Cysteine 723 in the C‐linker segment confers oxidative inhibition of hERG1 potassium channels

Excess reactive oxygen species (ROS) play a crucial role under pathophysiological conditions, such as ischaemia/reperfusion and diabetes, potentially contributing to cardiac arrhythmia. hERG1 (KCNH2) potassium channels terminate the cardiac action potential and malfunction can lead to long‐QT syndrome and fatal arrhythmia. To investigate the molecular mechanisms of hERG1 channel alteration by ROS, hERG1 and mutants thereof were expressed in HEK293 cells and studied with the whole‐cell patch‐clamp method. Even mild ROS stress induced by hyperglycaemia markedly decreased channel current.

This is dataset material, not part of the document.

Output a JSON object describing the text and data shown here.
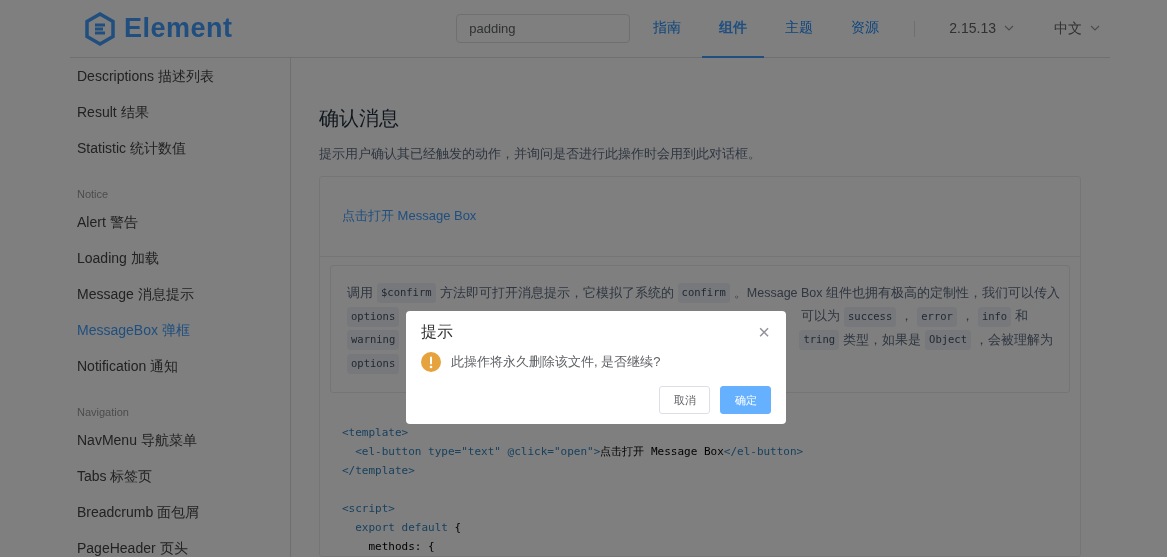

Intracellular H 2 O 2 or cysteine‐specific modifiers also strongly inhibited channel activity and accelerated deactivation kinetics. Mutagenesis revealed that cysteine 723 (C723), a conserved residue in a structural element linking the C‐terminal domain to the channel's gate, is critical for oxidative functional modification. Moreover, kinetics of channel closure strongly influences ROS‐induced modification, where rapid channel deactivation diminishes ROS sensitivity. Because of its fast deactivation kinetics, the N‐terminally truncated splice variant hERG1b possesses greater resistance to oxidative modification.